Die Systeme, die Forschende des Instituts für Bioingenieurwesen der ETH Lausanne (EPFL) und der Universität Genf entwickeln werden, sollen grundlegende Informationen darüber liefern, wie Zellen auf osmotische Schocks reagieren. Denn das ist wichtig bei Infektionen und bei der Nieren- und Darmfunktion.
Die Wissenschaftler «werden auch mehr über die Zellmigration erfahren, die für viele Zellprozesse wie die Wundheilung, die Ausbreitung von Krebszellen und die immunologische Reaktion von entscheidender Bedeutung ist», kündigten die beiden Unis in einer Mitteilung vom Freitag an.
Fast jeder hat die Mechanismen der Zellhydrierung schon schmerzhaft am eigenen Leib erfahren müssen, beispielsweise nach dem übermässigen Genuss von Alkohol. Der sogenannte Kater «wird durch ein Wasserungleichgewicht in unserem Körper verursacht», erläutert Sylvie Roke, die Leiterin des Labors für grundlegende BioPhotonik der EPFL. «Unsere Zellen werden dehydriert, da sie den Alkohol durch Osmose ausscheiden».
«Wenn zwei Flüssigkeiten mit unterschiedlichen Konzentrationen eines bestimmten gelösten Stoffes durch eine semipermeable Membran in Kontakt kommen, entsteht Osmose», führt Aurélien Roux, Professor für Biochemie an der Universität Genf, aus.

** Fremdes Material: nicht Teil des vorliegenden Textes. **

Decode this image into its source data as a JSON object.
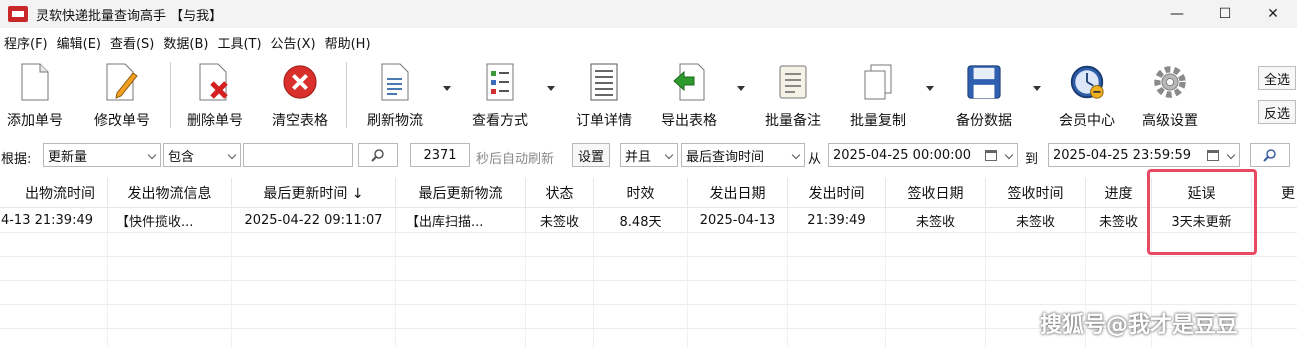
{
  "window": {
    "title": "灵软快递批量查询高手 【与我】",
    "controls": [
      "—",
      "☐",
      "✕"
    ]
  },
  "menu": [
    "程序(F)",
    "编辑(E)",
    "查看(S)",
    "数据(B)",
    "工具(T)",
    "公告(X)",
    "帮助(H)"
  ],
  "toolbar": {
    "add": "添加单号",
    "edit": "修改单号",
    "delete": "删除单号",
    "clear": "清空表格",
    "refresh": "刷新物流",
    "view_mode": "查看方式",
    "order_detail": "订单详情",
    "export": "导出表格",
    "batch_note": "批量备注",
    "batch_copy": "批量复制",
    "backup": "备份数据",
    "member": "会员中心",
    "advanced": "高级设置",
    "select_all": "全选",
    "invert": "反选"
  },
  "filter": {
    "by_label": "根据:",
    "field": "更新量",
    "op": "包含",
    "keyword": "",
    "refresh_seconds": "2371",
    "auto_refresh_label": "秒后自动刷新",
    "settings": "设置",
    "logic": "并且",
    "time_field": "最后查询时间",
    "from_label": "从",
    "from": "2025-04-25 00:00:00",
    "to_label": "到",
    "to": "2025-04-25 23:59:59"
  },
  "table": {
    "headers": [
      "出物流时间",
      "发出物流信息",
      "最后更新时间 ↓",
      "最后更新物流",
      "状态",
      "时效",
      "发出日期",
      "发出时间",
      "签收日期",
      "签收时间",
      "进度",
      "延误",
      "更"
    ],
    "rows": [
      [
        "4-13 21:39:49",
        "【快件揽收...",
        "2025-04-22 09:11:07",
        "【出库扫描...",
        "未签收",
        "8.48天",
        "2025-04-13",
        "21:39:49",
        "未签收",
        "未签收",
        "未签收",
        "3天未更新",
        ""
      ]
    ]
  },
  "watermark": "搜狐号@我才是豆豆",
  "colors": {
    "highlight": "#e84a63"
  }
}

«Das Wasser geht von der Flüssigkeit mit niedrigerer Konzentration in die Flüssigkeit mit höherer Konzentration über, bis sich ein Gleichgewicht zwischen den beiden Flüssigkeiten einstellt». Die Zellmembranen sind semipermeabel, sie lassen Wasser durch, aber keine Ionen.
Die Membranen schützen die Zellen vor ihrer Umgebung. Indem sie die elektrische Aktivität der Zellen und den Austausch von Verbindungen mit den umgebenden Flüssigkeiten regulieren, halten sie die Zellen gesund und stabil.
Wenn Osmose stattfindet, bläht sich eine Zelle auf oder sie schrumpelt zusammen. Das verändert die Spannung der Zellmembranen - wie bei Ballons. «Die Kontrolle dieser Spannung ist genauso wichtig wie die Kontrolle unserer Körpertemperatur», sagt Roux. «Erstens kann die Zellmembran bei zu hoher Spannung reissen. Zweitens spielt diese Spannung eine wichtige Rolle bei der Regulierung vieler zellulärer Prozesse».
Über die Spannung der Zellmembran habe es schon viele Studien gegeben, schreibt das Forscherteam, doch sei die Auflösung der verwendeten Abbildungen ungenügend, um die zugrunde liegenden molekularen Wechselwirkungen gründlich zu untersuchen.
Roke und Roux planen daher die Entwicklung neuer Systeme für nichtlineare Bildgebung und optische Spektroskopie, die sich auf die im Labor der EPFL entwickelte Technologie stützen. Geplant ist der Bau von zwei Mikroskopen: eines, das mit Sonden beobachtet, wie Wassermoleküle mit den Lipiden, aus denen eine Zellmembran besteht, interagieren, und ein anderes, mit dem die Membranspannung mit einer noch nie dagewesenen räumlichen und zeitlichen Auflösung untersucht werden kann.